Can Demand-Side Interventions Rebuild Global Fisheries?

Despite recent improvements in the ecological status of wild-capture fisheries, a significant share (33%) of global marine stocks remains overexploited. While top-down management has been shown to work in many settings, there is growing interest in demand-side interventions, which work through consumer-originated price signals to incentivize reduced fishing pressure. The effectiveness of demand-side interventions would rely, in part, on a large enough supply elasticity of fisheries, though this crucial statistic is notoriously difficult to estimate and remains elusive in the literature. Using plausibly exogenous variation in fish prices and extensive data on the world’s fisheries, we derive an empirical approach to estimate this elasticity using an instrumental variables estimator.

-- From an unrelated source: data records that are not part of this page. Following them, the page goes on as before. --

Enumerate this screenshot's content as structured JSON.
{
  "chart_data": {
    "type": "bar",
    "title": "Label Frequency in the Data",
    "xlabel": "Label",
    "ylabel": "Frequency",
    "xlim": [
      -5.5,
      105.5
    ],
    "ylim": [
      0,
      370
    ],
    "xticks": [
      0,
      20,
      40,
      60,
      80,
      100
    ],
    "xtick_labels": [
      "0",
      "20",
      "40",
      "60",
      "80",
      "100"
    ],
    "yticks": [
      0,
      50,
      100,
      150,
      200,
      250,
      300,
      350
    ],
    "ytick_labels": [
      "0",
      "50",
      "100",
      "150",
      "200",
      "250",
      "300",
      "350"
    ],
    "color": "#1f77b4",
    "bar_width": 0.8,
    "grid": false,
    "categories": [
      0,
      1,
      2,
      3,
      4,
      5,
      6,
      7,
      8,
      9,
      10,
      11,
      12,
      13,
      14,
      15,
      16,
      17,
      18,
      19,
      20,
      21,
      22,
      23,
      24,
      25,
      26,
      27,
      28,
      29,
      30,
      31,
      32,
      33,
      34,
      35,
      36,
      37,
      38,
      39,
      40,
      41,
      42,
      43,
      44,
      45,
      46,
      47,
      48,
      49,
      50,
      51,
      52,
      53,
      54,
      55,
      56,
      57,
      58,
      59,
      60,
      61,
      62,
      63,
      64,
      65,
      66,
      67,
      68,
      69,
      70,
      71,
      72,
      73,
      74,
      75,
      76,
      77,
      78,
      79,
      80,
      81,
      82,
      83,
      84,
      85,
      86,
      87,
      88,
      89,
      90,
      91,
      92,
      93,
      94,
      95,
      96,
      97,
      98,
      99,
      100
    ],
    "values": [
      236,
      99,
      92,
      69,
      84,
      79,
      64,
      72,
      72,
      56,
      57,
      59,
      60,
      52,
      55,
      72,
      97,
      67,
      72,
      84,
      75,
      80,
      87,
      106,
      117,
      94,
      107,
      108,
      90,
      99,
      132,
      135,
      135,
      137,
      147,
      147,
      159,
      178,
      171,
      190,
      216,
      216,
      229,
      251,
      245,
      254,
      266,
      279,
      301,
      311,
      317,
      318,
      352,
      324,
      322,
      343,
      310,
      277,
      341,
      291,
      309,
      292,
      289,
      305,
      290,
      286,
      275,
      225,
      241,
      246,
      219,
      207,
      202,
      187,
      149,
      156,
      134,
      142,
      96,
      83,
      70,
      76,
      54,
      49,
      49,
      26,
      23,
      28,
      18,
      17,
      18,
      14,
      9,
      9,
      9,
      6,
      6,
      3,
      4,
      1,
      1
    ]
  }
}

We find it is very low — similar to that observed in comparable sectors. This suggests that even if prices did respond to demand-side interventions, the supply response would be small. To determine whether the ensuing supply response would have meaningful ecological consequences, we combine a bioeconomic model of fisheries with a global model of supply and demand for seafood calibrated with our estimates. We find that even interventions that lead to dramatic demand shifts are unlikely to achieve more than marginal improvements to fisheries status. In contrast, we find that supply-side policies (such as well-enforced fishing quotas), even imperfectly designed or implemented, can result in substantial recovery.